Chicken and Portabella Wraps With Yogurt Sauce
- Ready In:
- 27mins
- Ingredients:
- 14
- Serves:
-
4
ingredients
-
Filling for wraps
- 2 boneless skinless chicken breasts, cut in bite-sized pieces
- 2 cups fresh spinach leaves
- 1 large portabella mushroom (sliced)
- 1 tablespoon chili-garlic sauce
- 1⁄2 teaspoon curry powder, mixed with
- 1 teaspoon water
- 2 tablespoons olive oil
- salt
-
Yogurt sauce
- 2 cups plain nonfat yogurt
- 1⁄2 teaspoon cumin
- 1⁄2 cup finely diced cucumber
- 2 tablespoons diced red onions (optional)
- salt and pepper
- 4 large tortillas (I like the whole wheat pita wraps) or 4 large pita bread (I like the whole wheat pita wraps)
directions
- Heat oil in a medium sized skillet. Add chicken. When chicken is about halfway cooked, add curry powder (diluted with water).
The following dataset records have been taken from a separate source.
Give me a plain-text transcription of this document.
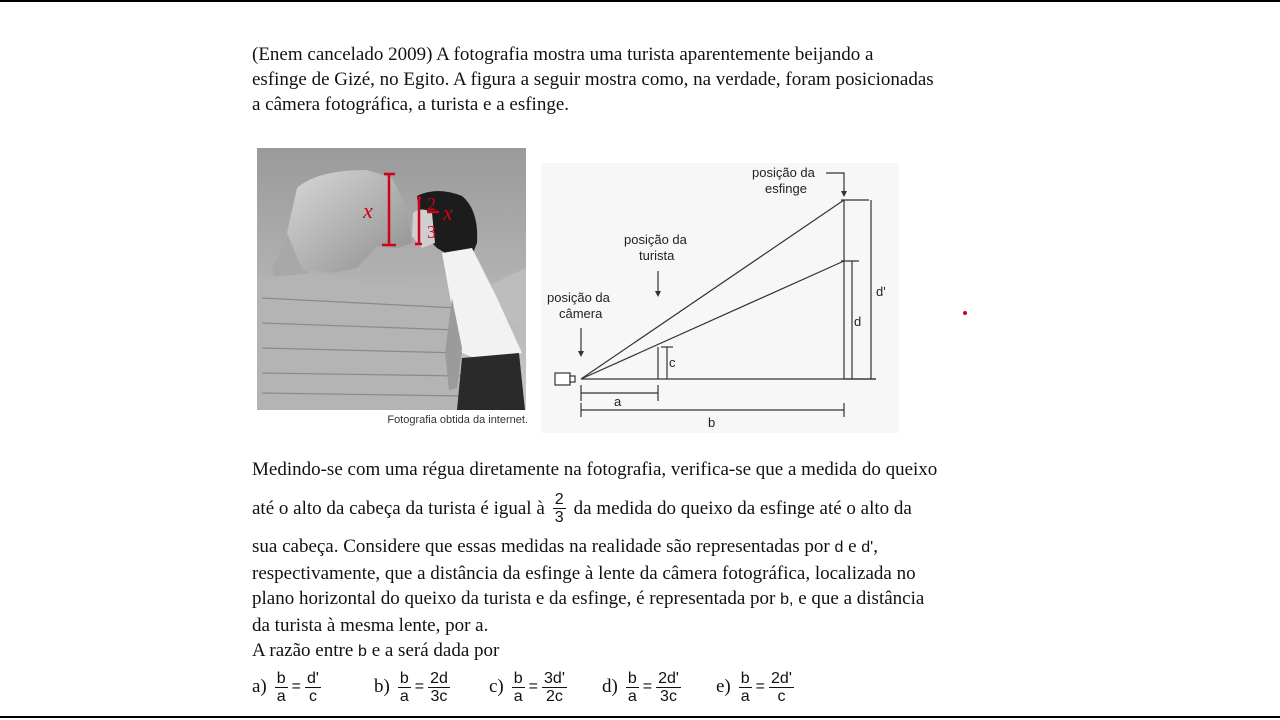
(Enem cancelado 2009) A fotografia mostra uma turista aparentemente beijando a
esfinge de Gizé, no Egito. A figura a seguir mostra como, na verdade, foram posicionadas
a câmera fotográfica, a turista e a esfinge.
x	2 x
3
Fotografia obtida da internet.
posição da
esfinge
posição da
turista
posição da
câmera
c
d
d'
a
b
Medindo-se com uma régua diretamente na fotografia, verifica-se que a medida do queixo
até o alto da cabeça da turista é igual à $\frac{2}{3}$ da medida do queixo da esfinge até o alto da
sua cabeça. Considere que essas medidas na realidade são representadas por d e d',
respectivamente, que a distância da esfinge à lente da câmera fotográfica, localizada no
plano horizontal do queixo da turista e da esfinge, é representada por b, e que a distância
da turista à mesma lente, por a.
A razão entre b e a será dada por
$a) \frac{b}{a} = \frac{d'}{c}$	$b) \frac{b}{a} = \frac{2d}{3c} c) \frac{b}{a} = \frac{3d'}{2c} d) \frac{b}{a} = \frac{2d'}{3c} e) \frac{b}{a} = \frac{2d'}{c}$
- Lower heat. Add spinach leaves(you can add a little more oil if needed) portabella, salt and chili garlic sauce.
- In the meantime, beat yogurt with salt and pepper in a large bowl until smooth. Stir in the remaining ingredients and chill until ready to serve.
- Cook the chicken mixture for about 10-12 minutes, stirring often. The chicken should be fully cooked (of course) and the spinach and mushrooms will be tender.
- Fill wraps with chicken mixture and spoon yogurt sauce on top. Serve with chili garlic sauce on the side if desired.